The parameter CFICU and its subparameters are explained in detail in the Parameter Reference. Some of the subparameters have an impact on the performance.

If collation services are used to compare Unicode strings, both strings are checked whether they are normalized or not. The check itself consumes a lot of CPU time. If you are sure that the strings are already normalized, you can switch off the check (COLNORM=OFF).

In Unicode, it is possible to represent the same character as one code point or as a combination of two or more code points. For example, the German character "ä" can be represented by "U+00E4" or by the combination of the code points "U+0061" and "U+0308". The conversion from Unicode to, for example, IBM01140 treats combined characters as single code points and produces an "a" followed by a substitution character since code point "U+0308" is not represented in the target code page. With CNVNORM=ON, a normalization is performed right before the actual conversion. The normalization consumes additional CPU time and temporary storage. If you are sure that no combining characters are involved in MOVE statements (except MOVE NORMALIZED), you should set CNVNORM to OFF to increase performance. Note that all possible combinations are represented by a single coded Unicode code point.

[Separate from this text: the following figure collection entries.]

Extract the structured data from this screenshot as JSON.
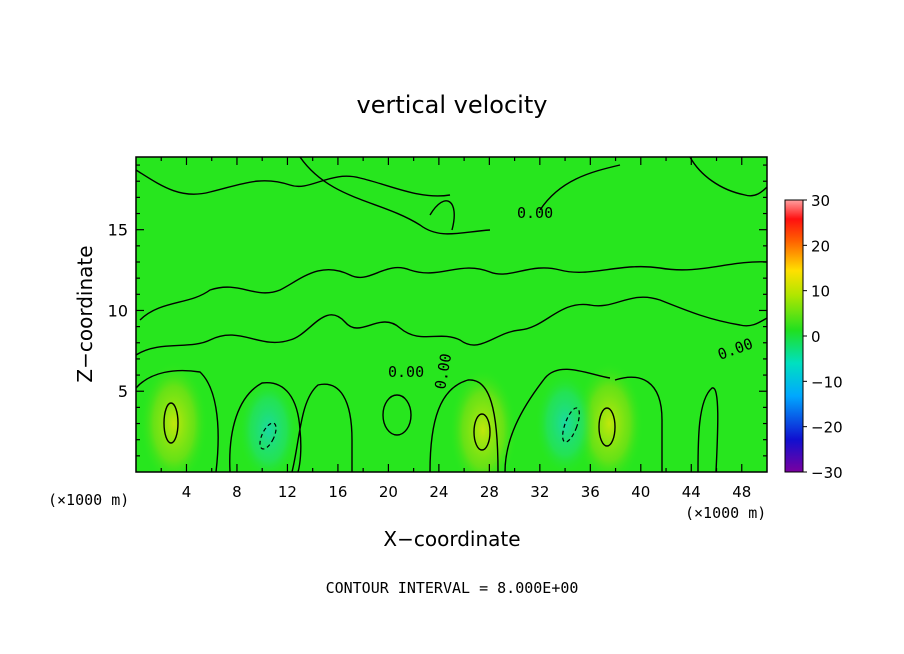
{
  "chart_data": {
    "type": "heatmap",
    "title": "vertical velocity",
    "xlabel": "X−coordinate",
    "ylabel": "Z−coordinate",
    "x_unit": "(×1000 m)",
    "y_unit": "(×1000 m)",
    "xlim": [
      0,
      50
    ],
    "ylim": [
      0,
      19.5
    ],
    "x_ticks": [
      4,
      8,
      12,
      16,
      20,
      24,
      28,
      32,
      36,
      40,
      44,
      48
    ],
    "y_ticks": [
      5,
      10,
      15
    ],
    "colorbar": {
      "range": [
        -30,
        30
      ],
      "ticks": [
        30,
        20,
        10,
        0,
        -10,
        -20,
        -30
      ],
      "tick_labels": [
        "30",
        "20",
        "10",
        "0",
        "−10",
        "−20",
        "−30"
      ]
    },
    "contour_interval_text": "CONTOUR INTERVAL = 8.000E+00",
    "contour_labels": [
      "0.00",
      "0.00",
      "0.00",
      "0.00"
    ],
    "updraft_centers": [
      {
        "x": 3,
        "z": 3,
        "w": 8
      },
      {
        "x": 27.5,
        "z": 2.6,
        "w": 8
      },
      {
        "x": 37.5,
        "z": 3,
        "w": 8
      }
    ],
    "downdraft_centers": [
      {
        "x": 10.5,
        "z": 2.6,
        "w": -8
      },
      {
        "x": 34,
        "z": 3,
        "w": -8
      }
    ],
    "colors": {
      "background_field": "#27e61e",
      "positive": "#b8e60a",
      "negative": "#18d8a8"
    }
  }
}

Conversion from Unicode to code page and vice versa is not high-performance. The reason is that the ICU implementation is written in C++ and that it covers nearly all Unicode, code page and language aspects in the world. However, some code pages can be mapped to Unicode (and vice versa) via translation tables to accelerate conversion. Accelerator tables are activated with the CPOPT subparameter. If it is set to ON, Natural automatically creates two accelerator tables during session initialization by using ICU conversion functions. The first table (with a size of 512 bytes) is used for conversion from code page to Unicode and the other table (with a size of 65535 bytes) is used for conversion from Unicode to code page. During a Natural session, all conversions are then executed via the accelerator tables instead of ICU calls. Accelerator tables are only provided for the default code page (*CODEPAGE). Temporary code pages (for example, in MOVE ENCODED statements) do not use accelerator tables if the module NATCPTAB is not linked. If it linked, up to 30 accelerator tables based on the ICU database are used to speed up performance.

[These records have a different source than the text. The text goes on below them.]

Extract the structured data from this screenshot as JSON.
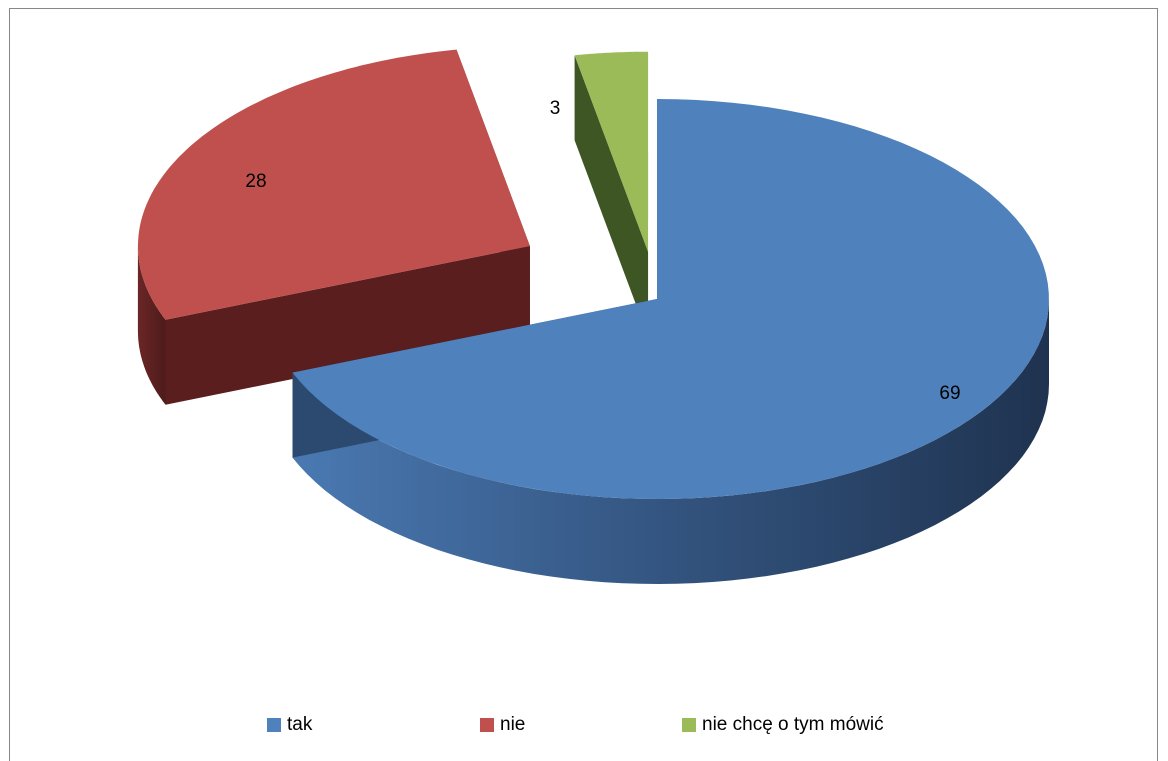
{
  "chart_data": {
    "type": "pie",
    "style": "3d-exploded",
    "categories": [
      "tak",
      "nie",
      "nie chcę o tym mówić"
    ],
    "values": [
      69,
      28,
      3
    ],
    "data_labels": [
      "69",
      "28",
      "3"
    ],
    "colors": [
      "#4F81BD",
      "#C0504D",
      "#9BBB59"
    ],
    "side_colors": [
      "#2C4A70",
      "#5A1E1E",
      "#3E5524"
    ],
    "title": "",
    "legend_placement": "bottom",
    "grid": false
  },
  "legend": {
    "items": [
      {
        "label": "tak",
        "color": "#4F81BD"
      },
      {
        "label": "nie",
        "color": "#C0504D"
      },
      {
        "label": "nie chcę o tym mówić",
        "color": "#9BBB59"
      }
    ]
  }
}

CFICU and CP: Session Modes

The parameters CFICU and CP can be used to adjust Natural to specific purposes:

Settings	Description
`CFICU=OFF, CP=OFF`	Compatibility mode. For running existing applications without Unicode and without code page support. Legacy translation tables are used for I/O translation. Compared with former versions, there is no significant increase in resource consumption (CPU time and buffer usage). This mode does not need the ICS module `SAGICU` (or an alternative ICS module on z/VSE and z/OS) to be linked to the Natural nucleus.
`CFICU=ON, CP=OFF`	For new applications that are using Unicode and code page conversion (`MOVE ENCODED`) but not default code page support. Therefore, the system variable `*CODEPAGE` is empty. It is possible to use U format variables, but it is not possible to use, for example, `MOVE A TO U`, since this requires the default code page information. The error NAT3411 will be issued indicating that no default code page is available.
`CFICU=ON, CP=value` ^*	For new applications that are using full Unicode as well as code page support.
`CFICU=OFF, CP=value` ^*	This combination does not make sense, because code page support needs ICU services for conversion. Therefore, `CFICU=ON` is enforced in this case and a session initialization message is issued.

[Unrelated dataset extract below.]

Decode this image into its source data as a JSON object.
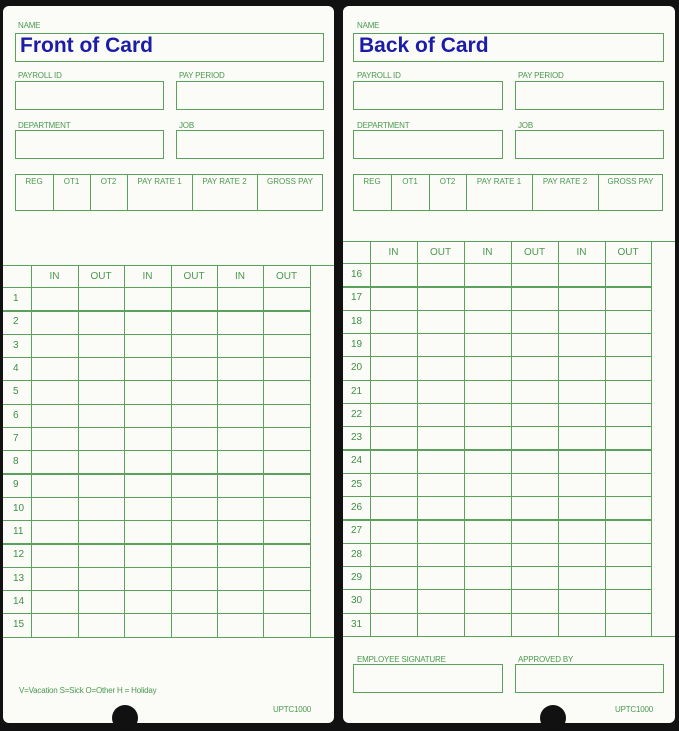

^* where value is any value other than OFF.

CPAGE Compiler Option

The compiler option CPAGE creates objects that can be executed with a code page which is different from the code page used at creation time. This means that all alphanumeric constants of the object which are coded with the code page at creation time, have to be converted to the code page which is active at execution time. To make it possible for the Natural object loader to find and convert alphanumeric constants, an additional table is created by the compiler. This increases the size of the generated object, depending on the number of used alphanumeric constants. The conversion at runtime consumes additional CPU time. If the default code page (value of the system variable *CODEPAGE) is the same as the code page at creation time or if the session has no default code page (CP=OFF), no conversion is done. Conversion errors are ignored, independent from the setting of the parameter CPCVERR. If the compiler option CPAGE is set to OFF, no conversion is performed at runtime and the alphanumeric constants are treated as they are.

The following sample program is cataloged with code page IBM01141 (German) and is executed with default code page IBM01140 (us). The characters "Ä", "Ö" and "Ü" are defined in both code pages, but at different code points.

Example 1 - CPAGE=OFF:

OPTIONS CPAGE=OFF
WRITE *CODEPAGE  'ÄÖÜ'
END

Output with code page IBM01140 (us):

Page      1                                                 
                                                                              
IBM01140                                                         ¢\!

Example 2 - CPAGE=ON:

OPTIONS CPAGE=ON
WRITE *CODEPAGE  'ÄÖÜ'
END

Output with code page IBM01140 (us):

Page      1                                                 

IBM01140                                                         ÄÖÜ

NTCPAGE Macro

The most common standard for code page names is the IANA name. Therefore, the system variable *CODEPAGE contains the IANA name of the default code page. On z/VSE and z/OS, a code page is qualified by its Coded Character Set ID (CCSID). On BS2000/OSD, the Coded Character Set Name (CCSN) is most popular. Currently, Adabas uses the Entire Conversion Service definition (ADAECS). The macro NTCPAGE can be used to assign these different names to the unambiguous IANA name. NTCPAGE is part of the Natural configuration module (NATCONFG).

It does not matter whether the IANA name, the CCSID/CCSN or the alias name is entered with the CP parameter. The alias name can be a user-defined name which is used to assign a more significant name to the code page. In any case, *CODEPAGE contains the IANA name of the selected code page.

In addition, a place holder character can be defined for a code page. It overwrites the default substitution character of that code page, which is normally a non-displayable character (for example, H’3F’ in an EBCDIC code page). The place holder character can be used to avoid that non-displayable characters are sent to terminals.

Example:

NTCPAGE IANA=IBM01140,CCSID=1140,ECS=1140,ALIAS=’US’,PHC=003F

The values IBM01140, 1140 or US can be entered with the CP parameter to activate the code page. *CODEPAGE contains the name IBM01140. The substitution character of the code page will be replaced by "U+003F", which is a quotation mark (?).

The number of available code pages depends on the used ICU data library.

All code pages defined in the currently used data package can be used by Natural. An NTCPAGE entry is only necessary if an alternative alias name or place holder character is desired.

Natural Development Server

The following configuration parameter is available with Natural Development Server (NDV):

Settings	Description
`TERMINAL_EMULATION=WEBIO`	Specifies that the Natural Web I/O Interface client (which supports Unicode) is used for input and output.

Encoding Information

The code page information of the object is part of the object directory displayed with the LIST system command. For details, see Displaying Directory Information in the System Commands documentation.

The encoding of code page data can be specified on different levels.

Level 1 - Default Code Page

The default code page can be defined with the CP parameter.

Level 2 - Code Page for a Single Object

A code page can be defined for Natural sources, batch input (CPOBJIN, CPSYNIN) and output files (CPPRINT).

If a code page is defined at object level, this overwrites the default code page.